Cardboard Cory – a life-size, cutout version of Republican U.S. Sen. Cory Gardner – arrived Friday in Durango, one of 11 stops on a tour of Colorado.
Tour organizers are highlighting what they perceive as Gardner’s lack of willingness to hold public events or meet with constituents.
In an airport shuttle-sized bus with his face painted on the side, Cardboard Cory arrived at 11 a.m. Friday in Buckley Park to hold a mock town hall. Attendees had the chance to pose questions they would like the real senator to answer. Representatives from Conservation Colorado, Front Range Indivisible and Colorado Immigrant Rights Coalition also gave talks.
“Our main ask is that the senator hold a public town hall announced in advance so that real Coloradans can attend and talk to him about the issues that matter most to them,” said tour communications director Olga Robak earlier this week during a phone interview.
Cardboard Cory made his first appearance in 2017 when 1,000 attendees of the “with or without you” town hall made similar calls for the senator to participate. Gardner succumbed to pressure in August of that year when he held three town halls in one day. He was greeted with hostile questions and a rowdy atmosphere, The Denver Post reported. He hasn’t held an in-person town hall since.
Gardner has spent much of U.S. Congress’ August recess meeting with Coloradans across the state, he said. He has met with community members and business owners on what he calls his “Main Street Walking Tours,” the latest of which took place in Windsor.
But Robak said too many of those meetings have been held with hand-picked audiences and haven’t been advertised far enough in advance.
Gardner’s office pointed to a few recent events to refute claims that he is unavailable. In June, for instance, The Fort Morgan Times invited the public to a meeting with Gardner and the Morgan County Republican Central Committee, four days ahead of time. This month, the Jewish Institute for National Security of America invited the public to a panel discussion that included Gardner.
“I have been traveling across all four corners of the state meeting with Coloradans,” Gardner wrote in an email. “My ‘Main Street Walking Tours’ have continued, taking me to more than a dozen towns across the state.
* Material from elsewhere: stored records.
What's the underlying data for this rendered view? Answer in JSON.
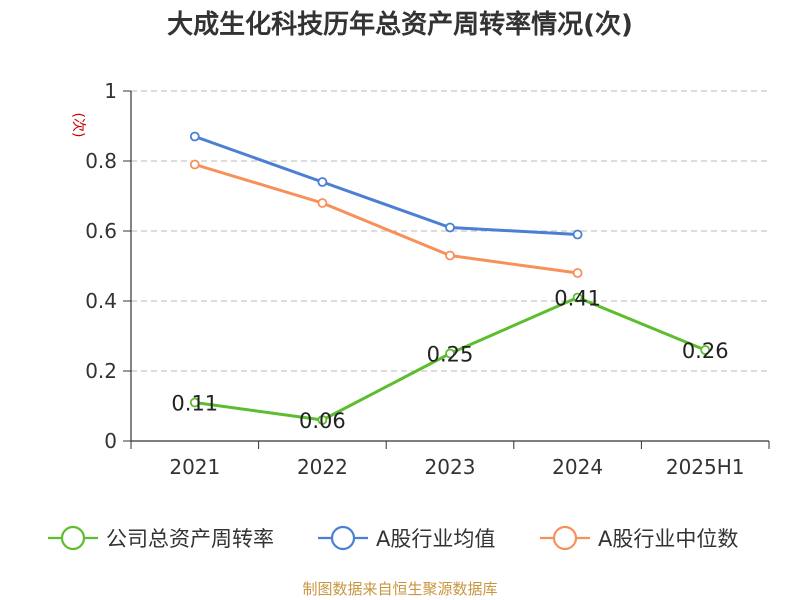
{
  "chart_data": {
    "type": "line",
    "title": "大成生化科技历年总资产周转率情况(次)",
    "ylabel": "(次)",
    "xlabel": "",
    "categories": [
      "2021",
      "2022",
      "2023",
      "2024",
      "2025H1"
    ],
    "ylim": [
      0,
      1
    ],
    "yticks": [
      "0",
      "0.2",
      "0.4",
      "0.6",
      "0.8",
      "1"
    ],
    "grid": true,
    "legend_position": "bottom",
    "series": [
      {
        "name": "公司总资产周转率",
        "color": "#5cbd2e",
        "values": [
          0.11,
          0.06,
          0.25,
          0.41,
          0.26
        ],
        "labels": [
          "0.11",
          "0.06",
          "0.25",
          "0.41",
          "0.26"
        ]
      },
      {
        "name": "A股行业均值",
        "color": "#4a7fd4",
        "values": [
          0.87,
          0.74,
          0.61,
          0.59,
          null
        ]
      },
      {
        "name": "A股行业中位数",
        "color": "#f7905a",
        "values": [
          0.79,
          0.68,
          0.53,
          0.48,
          null
        ]
      }
    ],
    "source": "制图数据来自恒生聚源数据库"
  }
}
These informal meet-and-greets are a great way to hear directly from Coloradans, and I take these discussions to Washington to fight for bipartisan solutions.”
Part of the Cardboard Cory tour’s goal is to collect questions and send them to Gardner.
“Honestly, if the senator watched our tour and watched the videos of people asking him questions, he’d be perfectly prepared to hold a real town hall,” Robak said.
The tour is sponsored by Protect Our Care, Conservation Colorado, Indivisible, ProgressNow Colorado, Planned Parenthood Votes, American Votes Colorado and Colorado Immigrant Rights Coalition.
James Marshall is a student at American University in Washington, D.C., and an intern for The Durango Herald.